Hi Flink community,
I'm running into an issue where the legacy Group Window syntax returns
correct results but the equivalent TVF-based TUMBLE syntax returns counts
of 0 on the same source table. No errors are thrown.
*Table Definition*
CREATE TABLE event_source (
user_id BIGINT,
event_uuid STRING,
raw_timestamp_ns BIGINT,
event_time AS TO_TIMESTAMP_LTZ(raw_timestamp_ns / 1000000, 3),
WATERMARK FOR event_time AS event_time - INTERVAL '30' SECOND
) WITH (
'connector' = '...',
'format' = 'json'
);
*Legacy Syntax*This works. It returns correct counts.
SELECT
user_id,
TUMBLE_START(event_time, INTERVAL '1' MINUTE) AS window_start,
TUMBLE_END(event_time, INTERVAL '1' MINUTE) AS window_end,
COUNT(*) AS cnt
FROM event_source
GROUP BY
user_id,
TUMBLE(event_time, INTERVAL '1' MINUTE);
*TVF Tumbling Window *
This works. It returns correct counts as 0.
SELECT
user_id,
window_start,
window_end,
COUNT(*) AS cnt
FROM TABLE(
TUMBLE(
TABLE event_source,
DESCRIPTOR(event_time),
INTERVAL '1' MINUTE
)
)
GROUP BY
user_id,
window_start,
window_end;
Observations:
- No errors or exceptions are thrown.
- The TVF query produces output rows, but with cnt = 0.

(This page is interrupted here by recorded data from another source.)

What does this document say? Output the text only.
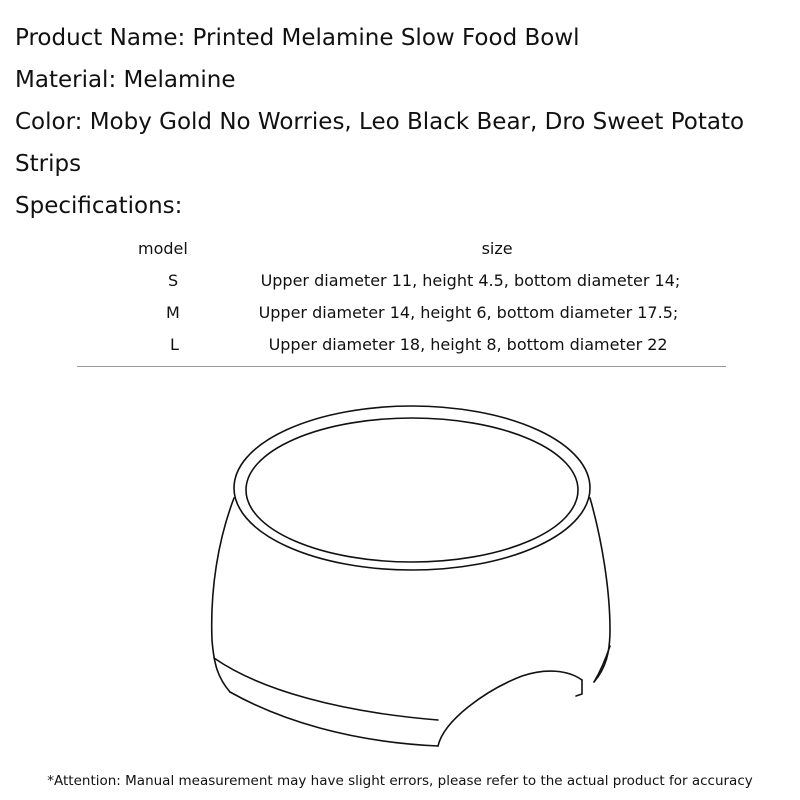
Product Name: Printed Melamine Slow Food Bowl
Material: Melamine
Color: Moby Gold No Worries, Leo Black Bear, Dro Sweet Potato
Strips
Specifications:
model	size
S	Upper diameter 11, height 4.5, bottom diameter 14;
M	Upper diameter 14, height 6, bottom diameter 17.5;
L	Upper diameter 18, height 8, bottom diameter 22
*Attention: Manual measurement may have slight errors, please refer to the actual product for accuracy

- The legacy syntax produces correct non-zero counts on the same data.
- The event_time column is a computed column of type TIMESTAMP_LTZ(3)
derived from a nanosecond epoch.
- When I inspect the execution plans, the legacy query uses
*GroupWindowAggregate* as a single-phase operator and works correctly.
The TVF query uses the two-phase *LocalWindowAggregate +
GlobalWindowAggregate* path, and this is where the counts come back as
0. The aggregation logic in the two-phase path appears to not be counting
records correctly, despite receiving the same input data.
Environment:
Flink version: 1.18.1
Deployment: Yarn
Since both queries operate on the same table with the same watermark, I
would expect identical results. The fact that the TVF path returns cnt = 0
suggests records may not be getting assigned to windows correctly in the
LocalWindowAggregate phase - possibly related to TIMESTAMP_LTZ handling in
the two-phase (local-global) execution path.
Has anyone encountered similar behavior? Any pointers would be appreciated.
Thanks,
Kanchi Masalia